Entre irrémédiable et retour dans l’ordre : quelques notes sur le problème de la culpabilité chez Kim Ki-Duk.
« Que la vie est beaucoup plus sérieuse qu’elle n’en a l’air à la surface. La vie est un effroyable sérieux. » (Ludwig Wittgenstein, Carnets de Cambridge et de Skjolden, p.108.)
Les films du réalisateur sud-coréen Kim Ki-Duk provoquent des réactions contrastées, leur importance et leur valeur ne font pas l’unanimité. Mon propos dans ce bref article ne sera pas d’en esquisser une analyse générale, mais plutôt de relever quelques traits relatifs au problème de la culpabilité. La place de ce problème me semble significative dans plusieurs d’entre eux.
1. Des personnages face à un passé insupportable
Un certain nombre de films de Kim Ki-Duk nous mettent en face de personnages qui font quelque chose d’irréparable, généralement en lien avec la mort de quelqu’un – une mort dans laquelle ils ont une responsabilité plus ou moins importante : Yeo-jin, la jeune fille de Samaria, dont l’amie est morte en cherchant à fuir la police qui allait la surprendre en train de se prostituer pour gagner l’argent nécessaire au voyage en Europe prévu par les deux jeunes ; le soldat de The Coast Guard qui tue un civil en croyant abattre un espion ; le disciple de Printemps, été, automne, hiver et printemps… qui provoque la mort de petits animaux en jouant à leur attacher une pierre autour du cou…
Ces histoires – parfois terriblement brutales – mettent les personnages face à la nécessité de gérer une situation qui les dépasse.
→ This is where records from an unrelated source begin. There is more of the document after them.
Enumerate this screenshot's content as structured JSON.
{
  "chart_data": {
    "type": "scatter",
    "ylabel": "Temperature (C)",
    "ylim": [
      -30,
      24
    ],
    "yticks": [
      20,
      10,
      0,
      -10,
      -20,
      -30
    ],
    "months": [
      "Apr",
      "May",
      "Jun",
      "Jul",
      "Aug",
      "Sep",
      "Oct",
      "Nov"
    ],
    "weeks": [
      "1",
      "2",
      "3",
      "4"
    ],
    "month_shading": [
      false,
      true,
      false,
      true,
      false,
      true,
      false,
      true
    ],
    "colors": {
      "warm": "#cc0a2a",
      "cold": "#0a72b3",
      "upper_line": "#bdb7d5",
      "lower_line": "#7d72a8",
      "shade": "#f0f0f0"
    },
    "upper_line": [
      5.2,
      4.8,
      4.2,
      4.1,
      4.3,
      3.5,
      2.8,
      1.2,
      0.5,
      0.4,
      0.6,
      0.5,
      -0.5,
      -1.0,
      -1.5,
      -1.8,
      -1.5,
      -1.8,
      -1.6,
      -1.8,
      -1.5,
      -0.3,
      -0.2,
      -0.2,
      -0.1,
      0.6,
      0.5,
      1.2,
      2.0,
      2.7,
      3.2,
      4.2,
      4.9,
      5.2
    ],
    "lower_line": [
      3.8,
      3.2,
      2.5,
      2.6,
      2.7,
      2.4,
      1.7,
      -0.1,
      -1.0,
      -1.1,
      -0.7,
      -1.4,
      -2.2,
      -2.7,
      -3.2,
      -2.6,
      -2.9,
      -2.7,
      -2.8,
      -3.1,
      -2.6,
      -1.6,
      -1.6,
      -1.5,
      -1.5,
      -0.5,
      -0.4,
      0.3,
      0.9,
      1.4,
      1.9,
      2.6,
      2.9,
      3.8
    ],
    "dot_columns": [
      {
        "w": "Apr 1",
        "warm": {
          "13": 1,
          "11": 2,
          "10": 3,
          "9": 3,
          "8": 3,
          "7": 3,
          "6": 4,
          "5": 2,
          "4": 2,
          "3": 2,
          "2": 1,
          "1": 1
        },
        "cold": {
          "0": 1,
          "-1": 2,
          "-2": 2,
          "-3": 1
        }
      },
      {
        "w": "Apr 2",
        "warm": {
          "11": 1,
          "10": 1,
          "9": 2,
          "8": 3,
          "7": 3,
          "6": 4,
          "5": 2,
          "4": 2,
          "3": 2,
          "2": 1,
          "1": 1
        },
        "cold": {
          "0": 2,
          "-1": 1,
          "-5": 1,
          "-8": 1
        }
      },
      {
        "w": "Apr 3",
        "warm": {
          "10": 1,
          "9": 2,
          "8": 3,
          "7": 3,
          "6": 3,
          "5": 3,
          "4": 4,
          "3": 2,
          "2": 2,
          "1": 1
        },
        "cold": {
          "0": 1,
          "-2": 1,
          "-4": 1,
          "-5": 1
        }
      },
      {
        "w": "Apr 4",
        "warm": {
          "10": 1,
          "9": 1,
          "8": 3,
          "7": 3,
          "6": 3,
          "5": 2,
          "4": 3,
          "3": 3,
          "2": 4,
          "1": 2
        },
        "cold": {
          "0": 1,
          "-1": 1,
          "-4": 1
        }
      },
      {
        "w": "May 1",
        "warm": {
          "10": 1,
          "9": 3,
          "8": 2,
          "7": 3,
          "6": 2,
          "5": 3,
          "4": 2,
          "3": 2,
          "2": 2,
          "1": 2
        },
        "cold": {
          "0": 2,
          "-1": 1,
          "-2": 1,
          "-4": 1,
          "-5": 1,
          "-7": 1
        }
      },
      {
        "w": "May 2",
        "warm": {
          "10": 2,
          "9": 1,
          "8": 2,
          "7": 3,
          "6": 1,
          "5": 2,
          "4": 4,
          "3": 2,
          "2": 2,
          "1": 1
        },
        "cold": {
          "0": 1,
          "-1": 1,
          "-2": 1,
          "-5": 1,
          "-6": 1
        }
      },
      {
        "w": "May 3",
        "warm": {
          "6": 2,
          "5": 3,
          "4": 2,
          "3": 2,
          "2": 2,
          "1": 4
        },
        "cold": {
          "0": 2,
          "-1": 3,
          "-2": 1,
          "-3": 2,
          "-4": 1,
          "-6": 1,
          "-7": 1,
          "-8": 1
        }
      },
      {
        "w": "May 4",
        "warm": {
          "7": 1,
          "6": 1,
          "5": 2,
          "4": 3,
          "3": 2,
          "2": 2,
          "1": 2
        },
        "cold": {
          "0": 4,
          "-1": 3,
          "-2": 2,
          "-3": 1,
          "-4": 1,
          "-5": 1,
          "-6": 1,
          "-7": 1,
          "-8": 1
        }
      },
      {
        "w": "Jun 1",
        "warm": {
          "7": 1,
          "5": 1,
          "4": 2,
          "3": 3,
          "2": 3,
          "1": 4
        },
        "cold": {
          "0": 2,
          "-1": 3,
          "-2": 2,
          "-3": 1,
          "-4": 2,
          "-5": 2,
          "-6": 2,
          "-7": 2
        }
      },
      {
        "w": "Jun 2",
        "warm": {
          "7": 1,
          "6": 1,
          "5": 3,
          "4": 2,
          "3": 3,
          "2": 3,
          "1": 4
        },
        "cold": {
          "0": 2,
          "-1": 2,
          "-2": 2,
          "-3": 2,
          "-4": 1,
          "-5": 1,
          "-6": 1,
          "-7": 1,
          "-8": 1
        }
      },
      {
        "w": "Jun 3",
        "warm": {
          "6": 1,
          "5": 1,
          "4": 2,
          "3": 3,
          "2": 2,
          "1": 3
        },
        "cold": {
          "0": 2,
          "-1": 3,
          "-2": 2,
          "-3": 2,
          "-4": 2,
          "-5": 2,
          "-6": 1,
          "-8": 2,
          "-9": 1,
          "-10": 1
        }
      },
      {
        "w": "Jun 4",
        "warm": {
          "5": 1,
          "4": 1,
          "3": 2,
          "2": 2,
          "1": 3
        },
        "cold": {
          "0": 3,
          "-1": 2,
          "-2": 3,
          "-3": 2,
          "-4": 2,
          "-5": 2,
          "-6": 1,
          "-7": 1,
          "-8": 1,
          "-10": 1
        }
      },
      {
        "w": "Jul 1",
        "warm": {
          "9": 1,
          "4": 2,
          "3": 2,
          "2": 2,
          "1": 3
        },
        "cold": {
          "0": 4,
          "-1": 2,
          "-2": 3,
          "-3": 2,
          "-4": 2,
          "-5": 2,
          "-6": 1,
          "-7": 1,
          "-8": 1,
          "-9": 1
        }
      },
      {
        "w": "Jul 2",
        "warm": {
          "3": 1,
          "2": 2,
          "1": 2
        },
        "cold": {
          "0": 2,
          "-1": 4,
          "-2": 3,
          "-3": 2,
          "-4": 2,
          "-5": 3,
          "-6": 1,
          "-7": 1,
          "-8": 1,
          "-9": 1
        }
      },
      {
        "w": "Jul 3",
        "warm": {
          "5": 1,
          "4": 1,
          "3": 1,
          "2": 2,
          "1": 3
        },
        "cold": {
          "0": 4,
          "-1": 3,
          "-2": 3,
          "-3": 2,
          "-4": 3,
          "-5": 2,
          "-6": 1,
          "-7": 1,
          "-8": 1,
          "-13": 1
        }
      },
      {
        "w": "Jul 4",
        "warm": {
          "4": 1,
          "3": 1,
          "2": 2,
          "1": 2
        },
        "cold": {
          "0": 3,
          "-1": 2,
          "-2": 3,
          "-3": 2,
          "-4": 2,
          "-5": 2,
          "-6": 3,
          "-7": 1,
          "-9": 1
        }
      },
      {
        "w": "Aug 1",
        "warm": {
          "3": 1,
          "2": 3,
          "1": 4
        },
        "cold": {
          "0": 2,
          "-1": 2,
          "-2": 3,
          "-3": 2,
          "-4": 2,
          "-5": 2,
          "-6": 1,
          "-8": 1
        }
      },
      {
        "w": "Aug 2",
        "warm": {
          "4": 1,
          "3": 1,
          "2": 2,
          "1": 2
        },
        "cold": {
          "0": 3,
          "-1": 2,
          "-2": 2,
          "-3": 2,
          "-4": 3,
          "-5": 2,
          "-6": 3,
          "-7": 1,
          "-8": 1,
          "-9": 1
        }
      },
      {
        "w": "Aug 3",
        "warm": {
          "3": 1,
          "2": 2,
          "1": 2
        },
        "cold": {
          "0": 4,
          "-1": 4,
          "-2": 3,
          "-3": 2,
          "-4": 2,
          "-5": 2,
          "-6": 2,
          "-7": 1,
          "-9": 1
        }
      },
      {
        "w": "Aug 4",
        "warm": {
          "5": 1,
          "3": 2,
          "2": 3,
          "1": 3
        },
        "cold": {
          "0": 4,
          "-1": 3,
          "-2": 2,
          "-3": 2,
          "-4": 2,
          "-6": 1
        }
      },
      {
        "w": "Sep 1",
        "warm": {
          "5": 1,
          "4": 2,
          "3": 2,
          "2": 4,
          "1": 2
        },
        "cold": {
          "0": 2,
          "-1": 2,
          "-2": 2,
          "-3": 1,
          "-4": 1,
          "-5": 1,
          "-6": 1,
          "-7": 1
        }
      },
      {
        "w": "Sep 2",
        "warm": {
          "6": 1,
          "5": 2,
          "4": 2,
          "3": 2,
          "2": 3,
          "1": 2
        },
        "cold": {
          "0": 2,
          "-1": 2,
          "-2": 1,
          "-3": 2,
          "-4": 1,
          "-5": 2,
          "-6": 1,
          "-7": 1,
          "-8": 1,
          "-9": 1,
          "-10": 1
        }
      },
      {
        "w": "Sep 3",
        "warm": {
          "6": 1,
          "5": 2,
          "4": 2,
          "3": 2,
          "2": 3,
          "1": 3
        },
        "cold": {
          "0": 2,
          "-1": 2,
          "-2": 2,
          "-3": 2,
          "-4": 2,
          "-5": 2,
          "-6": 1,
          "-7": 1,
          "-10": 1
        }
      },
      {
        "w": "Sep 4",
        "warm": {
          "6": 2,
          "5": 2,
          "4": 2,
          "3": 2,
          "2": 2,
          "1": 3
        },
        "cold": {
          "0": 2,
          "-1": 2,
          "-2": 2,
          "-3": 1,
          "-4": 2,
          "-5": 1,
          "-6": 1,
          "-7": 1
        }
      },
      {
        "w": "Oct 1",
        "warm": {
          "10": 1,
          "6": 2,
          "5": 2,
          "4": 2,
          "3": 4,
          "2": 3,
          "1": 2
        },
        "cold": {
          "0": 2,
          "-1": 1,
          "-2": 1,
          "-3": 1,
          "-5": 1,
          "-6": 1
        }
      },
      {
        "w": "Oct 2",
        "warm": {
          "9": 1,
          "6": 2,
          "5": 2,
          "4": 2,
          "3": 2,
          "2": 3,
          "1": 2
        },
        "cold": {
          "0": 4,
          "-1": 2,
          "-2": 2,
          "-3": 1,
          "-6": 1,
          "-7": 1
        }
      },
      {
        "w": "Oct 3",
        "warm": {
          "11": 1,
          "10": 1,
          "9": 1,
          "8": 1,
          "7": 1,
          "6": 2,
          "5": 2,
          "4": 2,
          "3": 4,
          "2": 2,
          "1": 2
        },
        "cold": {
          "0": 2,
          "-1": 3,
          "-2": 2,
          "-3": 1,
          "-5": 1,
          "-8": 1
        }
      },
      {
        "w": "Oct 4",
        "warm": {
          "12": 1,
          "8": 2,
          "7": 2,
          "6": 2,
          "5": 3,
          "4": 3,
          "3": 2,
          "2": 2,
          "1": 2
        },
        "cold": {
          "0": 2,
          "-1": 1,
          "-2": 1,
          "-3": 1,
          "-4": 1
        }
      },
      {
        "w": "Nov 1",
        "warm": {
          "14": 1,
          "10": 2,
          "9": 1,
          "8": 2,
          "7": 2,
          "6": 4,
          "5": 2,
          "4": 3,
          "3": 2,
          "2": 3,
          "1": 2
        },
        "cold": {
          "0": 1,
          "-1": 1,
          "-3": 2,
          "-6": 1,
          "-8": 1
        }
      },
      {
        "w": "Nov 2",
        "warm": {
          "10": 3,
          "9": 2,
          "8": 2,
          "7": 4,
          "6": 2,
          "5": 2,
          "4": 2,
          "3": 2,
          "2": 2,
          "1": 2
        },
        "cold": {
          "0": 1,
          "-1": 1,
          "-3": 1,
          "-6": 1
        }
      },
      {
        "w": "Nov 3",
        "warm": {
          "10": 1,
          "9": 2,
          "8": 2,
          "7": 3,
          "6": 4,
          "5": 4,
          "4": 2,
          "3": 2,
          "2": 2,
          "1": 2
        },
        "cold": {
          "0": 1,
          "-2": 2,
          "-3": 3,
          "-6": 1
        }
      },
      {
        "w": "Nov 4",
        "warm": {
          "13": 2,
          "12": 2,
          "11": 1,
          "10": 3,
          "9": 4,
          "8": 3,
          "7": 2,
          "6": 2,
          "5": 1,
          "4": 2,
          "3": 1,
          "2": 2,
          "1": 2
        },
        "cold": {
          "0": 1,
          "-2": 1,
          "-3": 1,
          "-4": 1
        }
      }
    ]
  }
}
Le problème de la culpabilité apparaît de façon aigu dans ces films, même s’il n’est pas forcément censé être central (et même si tous les films de Kim Ki-Duk ne le mettent pas en scène).
On pourrait résumer ce problème de la façon suivante : j’ai fait quelque chose, il n’est pas possible de revenir en arrière, et j’aimerais tellement ne l’avoir jamais fait ; comment vivre maintenant ?
Cette question est une vraie question et on peut savoir gré à Kim Ki-Duk de l’avoir posée de façon remarquablement claire. Il nous présente également différentes voies empruntées par ses personnages pour gérer leur culpabilité.
2. Gérer la culpabilité et / ou la faire disparaître
– L’incapacité totale : parfois le poids du passé paraît tellement lourd que le personnage est incapable de le gérer : ainsi le soldat de The Coast Guard qui sombre dans la folie. On peut aussi évoquer ce père de famille qui apparaît dans Samaria, pris en faute (il a couché avec une jeune adolescente) et humilié devant les siens : il se jettera par la fenêtre. Dans son cas, le problème est sans doute davantage qu’il a perdu la face. Mais on ne peut séparer totalement ce problème de celui de sa culpabilité très réelle.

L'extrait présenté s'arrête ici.